17 May 2019 11:47
Autosport’s GARY ANDERSON looks at which teams might be able to take the fight to the already dominating Mercedes team in 2019.
After five rounds Ferrari is failing to live up to its tag as a Formula 1 championship contender, and any threat to Mercedes seems to be toothless. Red Bull and Max Verstappen could be the only hope of saving F1 from a foregone conclusion in 2019.
So who expected that result, then? Mercedes coming away from the Spanish Grand Prix with a one-two after dominating the race from another front-row lockout?
In a season everyone hoped would produce battle after battle, increasingly it seems that Verstappen and Red Bull are the only forces with the potential to inject the drama we're all hoping for.
Another processional Spanish GP reminds us all of how much F1 needs Verstappen fighting for wins every week. The race was typical of one where the track doesn't really offer any overtaking potential. The high-speed Campsa right-hander onto the back straight and the medium-speed turn onto the start/finish means that if you're too close behind the car you're chasing, you get understeer. In this situation, even the dreaded DRS isn't powerful enough.
I don't think we've seen a significant difference in the racing with this year's aerodynamic changes, but this is the type of problematic race that needs to be studied before defining the regulations for 2021. Otherwise, yes, the cars will look different and it will cost everyone a lot of money, but the inherent problems will remain.
And on top of that, Mercedes had a perfect weekend with first and second places for Lewis Hamiton and Valtteri Bottas and the fastest lap. That's another 44 constructors' championship points in the kitty, and for any team that's what matters.
But before Verstappen and Red Bull can do anything about Mercedes, they need to close the gap. Looking at the performance in detail, the Mercedes was very good through the final sector of the lap - Turns 10-16. This is the slower part of the Barcelona circuit.
Although the Mercedes looked a little tail-happy on corner exit, it was fast. The Ferrari looked nice to drive but with a little understeer - while to compound Ferrari's problems, Pirelli lowered the minimum tyre pressures from 20.5 to 19.5psi on Friday night. This will give more rear grip, mitigating the Mercedes traction problem and compounding the Ferrari understeer struggles.
In qualifying, the Mercedes was a rocketship through this section - about six-tenths faster than Ferrari. Now that's a lot in a 25-second section of track. I'm into percentages and that's 2.4% faster in that section, while overall the Ferrari was at 1.148% off the pace of Mercedes. So the Ferrari was stronger on other parts of the track, but since you spend a lot more time in slow corners than fast corners, if you want to gain time it's in the slow stuff that you need to be efficient.
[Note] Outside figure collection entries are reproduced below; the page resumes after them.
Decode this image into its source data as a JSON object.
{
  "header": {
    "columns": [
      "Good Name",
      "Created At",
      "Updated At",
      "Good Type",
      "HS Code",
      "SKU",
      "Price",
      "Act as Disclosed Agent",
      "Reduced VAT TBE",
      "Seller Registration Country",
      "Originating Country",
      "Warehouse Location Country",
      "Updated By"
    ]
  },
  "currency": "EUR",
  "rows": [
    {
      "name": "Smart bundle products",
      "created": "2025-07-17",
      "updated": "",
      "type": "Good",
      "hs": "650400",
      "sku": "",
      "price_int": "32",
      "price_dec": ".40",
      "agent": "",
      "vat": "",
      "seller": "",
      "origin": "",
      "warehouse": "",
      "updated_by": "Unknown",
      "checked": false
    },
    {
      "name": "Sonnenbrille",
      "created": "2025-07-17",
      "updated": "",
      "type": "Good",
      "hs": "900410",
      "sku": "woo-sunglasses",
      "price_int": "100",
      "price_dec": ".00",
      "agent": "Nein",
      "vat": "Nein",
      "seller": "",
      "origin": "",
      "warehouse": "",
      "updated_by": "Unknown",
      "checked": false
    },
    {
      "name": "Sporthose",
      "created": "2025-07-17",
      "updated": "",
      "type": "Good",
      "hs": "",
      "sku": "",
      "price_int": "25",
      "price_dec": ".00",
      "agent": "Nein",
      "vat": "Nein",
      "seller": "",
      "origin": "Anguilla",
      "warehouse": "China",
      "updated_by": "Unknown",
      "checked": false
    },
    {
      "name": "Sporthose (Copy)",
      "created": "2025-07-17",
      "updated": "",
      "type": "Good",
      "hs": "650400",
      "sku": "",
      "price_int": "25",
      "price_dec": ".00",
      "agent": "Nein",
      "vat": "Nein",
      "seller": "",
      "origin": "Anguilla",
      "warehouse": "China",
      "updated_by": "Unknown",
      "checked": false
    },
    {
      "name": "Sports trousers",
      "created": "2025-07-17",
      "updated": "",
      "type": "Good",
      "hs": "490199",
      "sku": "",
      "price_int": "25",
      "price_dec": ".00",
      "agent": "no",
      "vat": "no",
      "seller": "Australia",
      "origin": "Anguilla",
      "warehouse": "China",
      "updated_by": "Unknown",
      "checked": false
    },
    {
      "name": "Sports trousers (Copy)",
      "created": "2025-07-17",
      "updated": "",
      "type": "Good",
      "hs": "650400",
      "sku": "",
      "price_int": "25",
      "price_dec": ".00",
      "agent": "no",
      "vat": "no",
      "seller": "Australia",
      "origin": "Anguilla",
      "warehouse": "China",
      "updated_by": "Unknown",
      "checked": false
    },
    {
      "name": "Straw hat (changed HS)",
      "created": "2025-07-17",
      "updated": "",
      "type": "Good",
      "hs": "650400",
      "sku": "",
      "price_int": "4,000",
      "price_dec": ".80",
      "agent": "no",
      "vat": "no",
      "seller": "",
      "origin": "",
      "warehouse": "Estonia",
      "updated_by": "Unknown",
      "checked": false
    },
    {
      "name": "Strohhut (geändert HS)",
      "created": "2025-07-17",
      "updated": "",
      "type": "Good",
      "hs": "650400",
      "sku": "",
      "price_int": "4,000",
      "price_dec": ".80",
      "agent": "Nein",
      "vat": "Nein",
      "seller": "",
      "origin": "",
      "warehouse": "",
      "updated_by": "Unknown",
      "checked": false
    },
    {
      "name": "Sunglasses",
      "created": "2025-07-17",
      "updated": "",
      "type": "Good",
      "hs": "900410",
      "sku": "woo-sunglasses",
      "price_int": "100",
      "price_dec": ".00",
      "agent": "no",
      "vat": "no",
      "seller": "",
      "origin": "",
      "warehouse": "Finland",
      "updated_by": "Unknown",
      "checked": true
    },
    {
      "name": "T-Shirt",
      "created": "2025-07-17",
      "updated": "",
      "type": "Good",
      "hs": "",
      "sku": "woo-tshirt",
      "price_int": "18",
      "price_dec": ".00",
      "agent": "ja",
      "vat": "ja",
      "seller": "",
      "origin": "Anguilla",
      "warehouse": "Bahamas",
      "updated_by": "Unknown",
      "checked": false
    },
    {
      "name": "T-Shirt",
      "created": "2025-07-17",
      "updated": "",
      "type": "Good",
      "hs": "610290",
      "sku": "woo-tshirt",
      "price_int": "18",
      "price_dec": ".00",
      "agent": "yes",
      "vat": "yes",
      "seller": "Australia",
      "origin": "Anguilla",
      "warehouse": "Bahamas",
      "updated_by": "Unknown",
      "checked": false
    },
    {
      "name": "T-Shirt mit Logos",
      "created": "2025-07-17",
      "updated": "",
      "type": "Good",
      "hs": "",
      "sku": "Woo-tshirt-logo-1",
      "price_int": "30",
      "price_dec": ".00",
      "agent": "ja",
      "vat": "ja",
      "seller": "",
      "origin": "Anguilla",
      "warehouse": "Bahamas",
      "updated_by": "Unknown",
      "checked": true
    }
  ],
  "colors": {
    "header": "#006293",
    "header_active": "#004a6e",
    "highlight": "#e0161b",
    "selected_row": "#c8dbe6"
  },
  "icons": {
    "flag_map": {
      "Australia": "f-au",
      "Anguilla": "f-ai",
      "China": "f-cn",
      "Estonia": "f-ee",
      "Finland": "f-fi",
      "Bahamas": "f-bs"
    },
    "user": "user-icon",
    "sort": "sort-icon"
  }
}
These are the actual best sector-three times from qualifying for the top three teams:
1 Bottas, 25.878s
2 Hamilton, 26.112s
3 Verstappen, 26.322s
4 Gasly, 26.358s
5 Leclerc, 26.513s
6 Vettel, 26.611s
Given Ferrari dominated at the pre-season tests at Barcelona, how has this situation come about? Yes, in testing there is always a bit of sandbagging or glory runs but normally this doesn't happen with teams that are going into a season to challenge for a championship. At some point in the season that sort of thing always turns around and bites you. Is that what's happening to Ferrari now?
A few years ago, when Ferrari outpaced Mercedes in Monaco, it was probably the long wheelbase that hurt the silver cars in the slow corners. Mercedes stuck with it and believed that the extra downforce produced from the increased underfloor surface area was worth the low-speed corner problem.
By believing enough in its concept, Mercedes has now found other solutions to the low-speed problem. In fact, as the times above show, Mercedes is actually better than the Red Bull, which with its high rake used to be the best in the slow corners.
If that trend of performance in slow corners continues then Monaco should be a walk in the principality for Hamilton and Bottas. Pre-season hopes that this would be a Red Bull weekend are looking much less promising now.
Talking of Red Bull-Honda, the big question is whether it is now the one that will take the fight to Mercedes. The signs are promising, with improvements on the chassis and power unit side, while we know Verstappen is right up there with the best - but to consistently nip at the heels of Mercedes, more needs to come.